Cultures (100 mL) of E. coli strain FB8 expressing the different periplasmic PcaM1 variants were grown as described above, and cells were harvested just before the onset of lysis, i.e., about 40 min after the induction of protein expression by anhydrotetracycline. Isoprenoid extraction was performed from washed membrane cell pellets of the different tested strains according to two different procedures, as previously described [23]. Briefly, each culture was divided in two 50 mL samples, which were treated according to the Bligh and Dyer procedure [32] to directly quantify C₅₅-P and C₅₅-OH pool levels, or to Kato’s procedure [33], to determine the C₅₅-PP pool level (through this procedure, C₅₅-PP is totally converted into C₅₅-P). The resulting isoprenoid-containing organic phases were subsequently submitted to HPLC analysis for quantitation, using an isocratic elution system (2-propanol:methanol 1:4 (v/v) containing 10 mM phosphoric acid) on a reverse-phase Nucleosil C18 column (5 µm, 250 × 4.6 mm). The flow rate was 0.6 mL/min, and the quantitation of isoprenoids, monitored at 210 nm, was performed with respect to commercial compounds previously injected as standards in the same conditions.

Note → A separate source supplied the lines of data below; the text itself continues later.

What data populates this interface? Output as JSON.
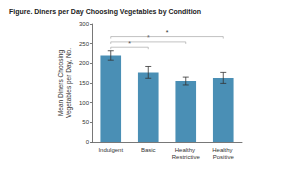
{
  "chart_data": {
    "type": "bar",
    "title": "Figure. Diners per Day Choosing Vegetables by Condition",
    "ylabel": "Mean Diners Choosing Vegetables per Day, No.",
    "categories": [
      "Indulgent",
      "Basic",
      "Healthy Restrictive",
      "Healthy Positive"
    ],
    "values": [
      220,
      177,
      155,
      163
    ],
    "errors": [
      12,
      15,
      10,
      14
    ],
    "color": "#4a8fb5",
    "ylim": [
      0,
      300
    ],
    "yticks": [
      0,
      50,
      100,
      150,
      200,
      250,
      300
    ],
    "grid": false,
    "annotations": [
      {
        "text": "*",
        "from": "Indulgent",
        "to": "Basic"
      },
      {
        "text": "*",
        "from": "Indulgent",
        "to": "Healthy Restrictive"
      },
      {
        "text": "*",
        "from": "Indulgent",
        "to": "Healthy Positive"
      }
    ]
  }
}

4.11. Optical Microscopy Analyses

Bacteria were visualized using a DMIRE2 optical microscope (Leica) equipped with a CCD camera (CoolSNAP HQ2, Roper Scientific, Martinsried, Germany).

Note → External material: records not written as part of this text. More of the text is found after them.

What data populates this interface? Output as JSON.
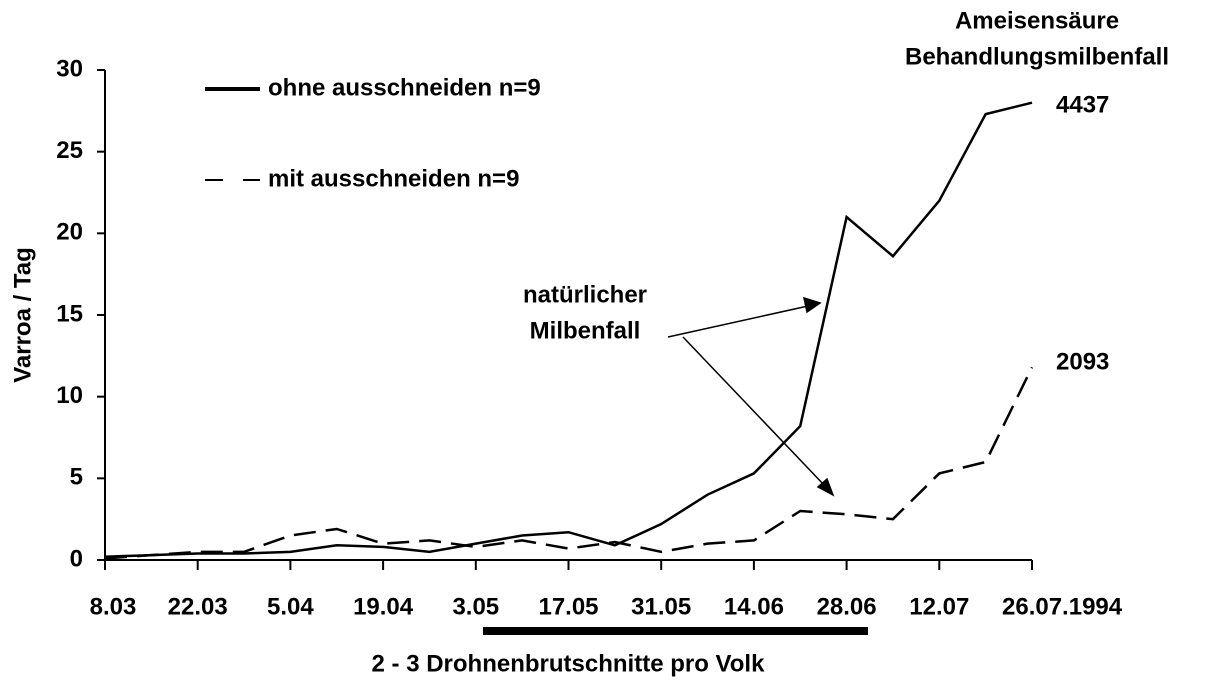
{
  "chart_data": {
    "type": "line",
    "y_label": "Varroa / Tag",
    "x_label": "2 - 3 Drohnenbrutschnitte pro Volk",
    "categories": [
      "8.03",
      null,
      "22.03",
      null,
      "5.04",
      null,
      "19.04",
      null,
      "3.05",
      null,
      "17.05",
      null,
      "31.05",
      null,
      "14.06",
      null,
      "28.06",
      null,
      "12.07",
      null,
      "26.07.1994"
    ],
    "series": [
      {
        "name": "ohne ausschneiden n=9",
        "color": "#000000",
        "dash": "solid",
        "values": [
          0.2,
          0.3,
          0.4,
          0.4,
          0.5,
          0.9,
          0.8,
          0.5,
          1.0,
          1.5,
          1.7,
          0.9,
          2.2,
          4.0,
          5.3,
          8.2,
          21,
          18.6,
          22,
          27.3,
          28
        ]
      },
      {
        "name": "mit ausschneiden n=9",
        "color": "#000000",
        "dash": "dashed",
        "values": [
          0.1,
          0.3,
          0.5,
          0.5,
          1.5,
          1.9,
          1.0,
          1.2,
          0.8,
          1.2,
          0.7,
          1.1,
          0.5,
          1.0,
          1.2,
          3.0,
          2.8,
          2.5,
          5.3,
          6.0,
          11.8
        ]
      }
    ],
    "ylim": [
      0,
      30
    ],
    "yticks": [
      0,
      5,
      10,
      15,
      20,
      25,
      30
    ],
    "annotations": [
      "Ameisensäure",
      "Behandlungsmilbenfall",
      "4437",
      "2093",
      "natürlicher",
      "Milbenfall"
    ]
  }
}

4.12. MALDI-TOF Mass Spectrometry

MALDI-TOF mass spectra of the wild-type PcaM1 were recorded in the linear mode with delayed extraction on a PerSeptive Voyager-DE STR instrument (Applied Biosystems, Carlsbad, CA, USA) equipped with a 337-nm laser. Buffer and glycerol were removed from the samples by using a ZipTip C₄ pipette tip (Merck Millipore, Molsheim, France) according to the manufacturer’s recommendations with slight modifications. Briefly, the bacteriocin was adsorbed on ZipTip, and after it was washed with 0.1% trifluoroacetic acid (TFA), the bacteriocin was eluted with 7.5 µL of 0.1% TFA in 70% acetonitrile. Subsequently, 1 µL of matrix solution (10 mg/mL sinapinic acid in 0.1% TFA-acetonitrile (70:30, v/v)) was deposited on the plate, followed by 0.3, 0.5 or 1 µL of concentrated bacteriocin. After evaporation of the solvents, spectra were recorded in the positive mode at an acceleration voltage of +25 kV and an extraction delay time of 300 ns. Carbonic anhydrase was used as an external calibrant.

4.13. Chemicals

[¹⁴C]lipid II labeled in the GlcNAc moiety was prepared as described previously [2]. The lipid II used in this study was C₅₅-PP-MurNAc(l-Ala-γ-d-Glu-meso-A₂pm-d-Ala-d-Ala)-GlcNAc, where meso-A₂pm represents meso-diaminopimelic acid. C₅₅-PP, C₅₅-P and C₅₅-OH were purchased from the Institute of Biochemistry and Biophysics of the Polish Academy of Sciences (Warsaw, Poland) and meso-[¹⁴C]A₂pm from the Commissariat à l’Energie Atomique (Saclay, France). N-Dodecyl-β-d-maltopyranoside (DDM) was from Anatrace (Maumee, OH, USA), isopropyl-β-d-thiogalactopyranoside (IPTG) from Eurogentec (Angers, France) and Ni²⁺-nitrilotriacetate agarose from Qiagen (Courtaboeuf, France). Antibiotics and reagents were from Sigma-Aldrich (Saint-Quentin Fallavier, France). Synthesis of oligonucleotides and DNA sequencing were done by Eurofins Genomics (Ebersberg, Germany).